Brad Pitt wakes up in Cardiff and spots the usually insanely foul-mouthed The Thick Of It star Peter Capaldi. Part of you thought he was going start shouting, “Howdja getting that fucking plane part jammed into your fucking gut?” But no, the guy just quietly sips his tea. Look, we kind of dug that the PG-13 rating meant no zombie gore, but preventing Capaldi from cursing? That’s a whole other story. You got to let the caged bird say, “Come the fuck in or fuck the fuck off.”
U is for the United Nations.
Summer action movies are usually a little jingoistic. World War Z spits in the face of conservatives who want to eradicate the U.N. You talk a big game now, John Bolton, but when a zombie is trying to bite off your moustache, you’ll be happy to be protected by a U.N. operative who works with a multi-national task force to get the job done.
V is for voice-over.
As with War of the Worlds, we get craziness and disarray and confusion for two hours, and then a brief sequence of narrative, delivered via voice-over, that says everything is cool beans now. This happens in World World Z just seconds after Pitt injects himself with meningitis and almost makes out with a cold zombie, when his reunion with his family (and newly adopted Spanish-speaking son?) quickly peters out and he narrates a montage of we-beat-the-zombies images by saying, essentially, “yada yada yada.”
W is for waiting twelve seconds.
After a zombie hocks a zombie-blood loogie into Pitt’s mouth, our hero rushes to the ledge of that apartment building, so he can jump if he happens to turn into one of them. How messed up would it be that the moment your zombie turn is complete, after all that crumping-esque spasming, you go splat on the New Jersey pavement. Like, “Woohoo, it’s zombie time! [splat]”

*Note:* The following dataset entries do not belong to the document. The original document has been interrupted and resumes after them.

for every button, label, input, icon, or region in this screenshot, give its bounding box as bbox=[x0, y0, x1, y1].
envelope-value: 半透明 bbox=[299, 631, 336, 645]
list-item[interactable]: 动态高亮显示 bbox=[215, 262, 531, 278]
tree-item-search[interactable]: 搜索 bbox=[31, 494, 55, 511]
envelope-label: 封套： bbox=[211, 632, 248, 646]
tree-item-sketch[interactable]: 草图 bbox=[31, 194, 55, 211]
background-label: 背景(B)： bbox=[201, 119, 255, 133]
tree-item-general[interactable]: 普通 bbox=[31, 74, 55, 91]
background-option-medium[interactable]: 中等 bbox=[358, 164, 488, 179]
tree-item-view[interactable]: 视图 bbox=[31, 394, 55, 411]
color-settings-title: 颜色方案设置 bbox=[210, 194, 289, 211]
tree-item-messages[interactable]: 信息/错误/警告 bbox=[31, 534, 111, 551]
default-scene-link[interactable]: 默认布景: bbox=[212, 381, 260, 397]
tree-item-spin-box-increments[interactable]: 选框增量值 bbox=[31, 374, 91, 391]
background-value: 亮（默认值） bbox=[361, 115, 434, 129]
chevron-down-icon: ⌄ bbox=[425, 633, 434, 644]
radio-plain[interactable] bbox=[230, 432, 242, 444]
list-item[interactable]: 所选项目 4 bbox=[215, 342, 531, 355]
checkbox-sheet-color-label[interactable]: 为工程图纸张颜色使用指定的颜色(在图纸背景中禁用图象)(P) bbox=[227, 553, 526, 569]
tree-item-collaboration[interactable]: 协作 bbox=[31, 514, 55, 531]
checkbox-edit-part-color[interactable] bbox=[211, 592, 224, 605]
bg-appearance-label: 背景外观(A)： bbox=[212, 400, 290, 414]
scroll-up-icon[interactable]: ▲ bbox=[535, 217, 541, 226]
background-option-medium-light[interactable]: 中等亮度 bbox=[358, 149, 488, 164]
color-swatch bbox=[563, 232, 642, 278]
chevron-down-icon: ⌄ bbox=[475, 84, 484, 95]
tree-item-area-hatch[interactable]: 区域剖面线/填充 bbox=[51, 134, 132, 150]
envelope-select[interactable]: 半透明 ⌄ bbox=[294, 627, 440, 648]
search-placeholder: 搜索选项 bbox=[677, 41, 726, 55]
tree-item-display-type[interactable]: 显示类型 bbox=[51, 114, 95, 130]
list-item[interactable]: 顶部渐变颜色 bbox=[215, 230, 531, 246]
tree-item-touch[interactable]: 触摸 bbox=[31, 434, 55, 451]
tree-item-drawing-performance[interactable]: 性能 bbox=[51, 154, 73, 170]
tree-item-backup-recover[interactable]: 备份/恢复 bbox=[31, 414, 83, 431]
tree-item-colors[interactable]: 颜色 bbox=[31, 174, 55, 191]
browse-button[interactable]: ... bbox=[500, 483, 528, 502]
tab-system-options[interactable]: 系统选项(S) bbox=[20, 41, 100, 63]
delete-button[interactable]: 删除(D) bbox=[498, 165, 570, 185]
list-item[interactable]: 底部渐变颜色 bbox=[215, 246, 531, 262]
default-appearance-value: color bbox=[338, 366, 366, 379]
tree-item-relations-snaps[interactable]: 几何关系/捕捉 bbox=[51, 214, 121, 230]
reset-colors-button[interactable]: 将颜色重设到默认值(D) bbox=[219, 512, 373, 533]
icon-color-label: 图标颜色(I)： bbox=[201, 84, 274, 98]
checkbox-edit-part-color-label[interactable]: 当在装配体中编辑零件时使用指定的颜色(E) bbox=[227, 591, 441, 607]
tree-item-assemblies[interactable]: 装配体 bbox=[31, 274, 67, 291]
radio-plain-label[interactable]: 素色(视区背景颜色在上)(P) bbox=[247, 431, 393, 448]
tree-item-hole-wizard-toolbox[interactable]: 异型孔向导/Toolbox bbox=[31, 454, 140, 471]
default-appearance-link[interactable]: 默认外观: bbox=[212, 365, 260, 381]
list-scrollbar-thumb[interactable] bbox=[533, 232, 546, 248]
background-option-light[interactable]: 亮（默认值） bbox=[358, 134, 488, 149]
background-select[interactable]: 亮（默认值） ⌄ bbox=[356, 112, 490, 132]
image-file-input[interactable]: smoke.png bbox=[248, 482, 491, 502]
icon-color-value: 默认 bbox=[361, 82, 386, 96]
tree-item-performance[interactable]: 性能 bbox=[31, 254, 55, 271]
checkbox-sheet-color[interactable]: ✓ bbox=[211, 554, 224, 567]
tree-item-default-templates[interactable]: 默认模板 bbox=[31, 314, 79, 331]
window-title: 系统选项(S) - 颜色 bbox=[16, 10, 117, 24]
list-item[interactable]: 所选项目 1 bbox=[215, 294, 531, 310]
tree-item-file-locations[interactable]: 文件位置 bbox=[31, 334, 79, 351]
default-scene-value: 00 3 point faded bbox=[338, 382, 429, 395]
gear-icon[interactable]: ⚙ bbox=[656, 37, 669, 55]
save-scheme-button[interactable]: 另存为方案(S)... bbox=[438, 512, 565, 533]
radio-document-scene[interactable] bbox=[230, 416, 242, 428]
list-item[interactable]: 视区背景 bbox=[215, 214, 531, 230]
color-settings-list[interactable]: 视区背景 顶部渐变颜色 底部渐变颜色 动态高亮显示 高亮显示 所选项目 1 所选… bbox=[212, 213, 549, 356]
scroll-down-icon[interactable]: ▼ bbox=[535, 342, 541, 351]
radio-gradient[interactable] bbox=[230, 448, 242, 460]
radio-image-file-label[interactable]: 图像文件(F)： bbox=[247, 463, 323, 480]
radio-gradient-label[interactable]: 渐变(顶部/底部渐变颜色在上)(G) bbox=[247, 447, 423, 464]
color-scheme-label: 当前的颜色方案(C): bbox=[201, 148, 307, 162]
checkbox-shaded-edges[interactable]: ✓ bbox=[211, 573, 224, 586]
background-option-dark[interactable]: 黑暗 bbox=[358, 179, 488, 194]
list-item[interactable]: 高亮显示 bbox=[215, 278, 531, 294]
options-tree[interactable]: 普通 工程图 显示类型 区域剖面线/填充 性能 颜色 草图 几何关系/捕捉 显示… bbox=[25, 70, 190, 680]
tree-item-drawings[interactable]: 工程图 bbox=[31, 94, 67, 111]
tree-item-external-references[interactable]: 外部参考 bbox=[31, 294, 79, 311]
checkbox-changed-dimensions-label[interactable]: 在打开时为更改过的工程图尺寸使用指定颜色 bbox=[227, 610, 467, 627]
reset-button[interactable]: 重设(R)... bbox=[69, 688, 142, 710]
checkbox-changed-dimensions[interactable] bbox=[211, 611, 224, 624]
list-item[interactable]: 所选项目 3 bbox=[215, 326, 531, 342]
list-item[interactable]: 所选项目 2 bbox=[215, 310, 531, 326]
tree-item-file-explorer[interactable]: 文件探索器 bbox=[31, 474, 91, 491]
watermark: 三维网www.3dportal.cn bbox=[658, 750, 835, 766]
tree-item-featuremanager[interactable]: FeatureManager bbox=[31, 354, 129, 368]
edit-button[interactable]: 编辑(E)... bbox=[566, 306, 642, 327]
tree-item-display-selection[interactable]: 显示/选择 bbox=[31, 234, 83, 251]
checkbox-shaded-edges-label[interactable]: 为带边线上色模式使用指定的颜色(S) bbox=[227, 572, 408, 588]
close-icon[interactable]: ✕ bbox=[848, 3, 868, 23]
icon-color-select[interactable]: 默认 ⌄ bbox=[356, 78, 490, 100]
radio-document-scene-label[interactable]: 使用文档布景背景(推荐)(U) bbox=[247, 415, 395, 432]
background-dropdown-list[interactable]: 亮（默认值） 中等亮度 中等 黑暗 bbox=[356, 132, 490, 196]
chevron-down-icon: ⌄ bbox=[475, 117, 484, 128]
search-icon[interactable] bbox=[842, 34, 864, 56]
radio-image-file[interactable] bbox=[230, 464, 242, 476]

X is for X marks the spot.
As in, X marks the spot where Brad Pitt throws that grenade on the plane. What? You think that’s a stretch? You’re a stretch! Who cares about finding an actual X fact to put here for stupid letter X — dude threw a grenade! On a plane!
Y is for yuck-free.
No, WWZ’s zombies aren’t the best-looking undead people in the world, and that one zombie even got blood all up in Pitt’s mouth. But aesthetically the whole thing was pretty chill. Even when Pitt crowbarred that one zombie, it was done out of frame and, afterward, the crowbar just had a coating of black gunk on it, as if it were used to kill a bucket of tar.
Z is for zombie knowledge.
In most zombie movies, the characters are dumber than said zombies. Like, “Wait — people are dying and then coming back to life. What is that?” And we’re like, “The concept of zombies has been a thing for, like, a hundred years now. Turn on AMC once in a while!” But thankfully that’s not an issue in this movie. Instead, it’s like, “Zombies? OK, finally. Let’s build that zombie-proof fence we’ve been planning to deploy in the event of just such an apocalypse. Mazel tov.”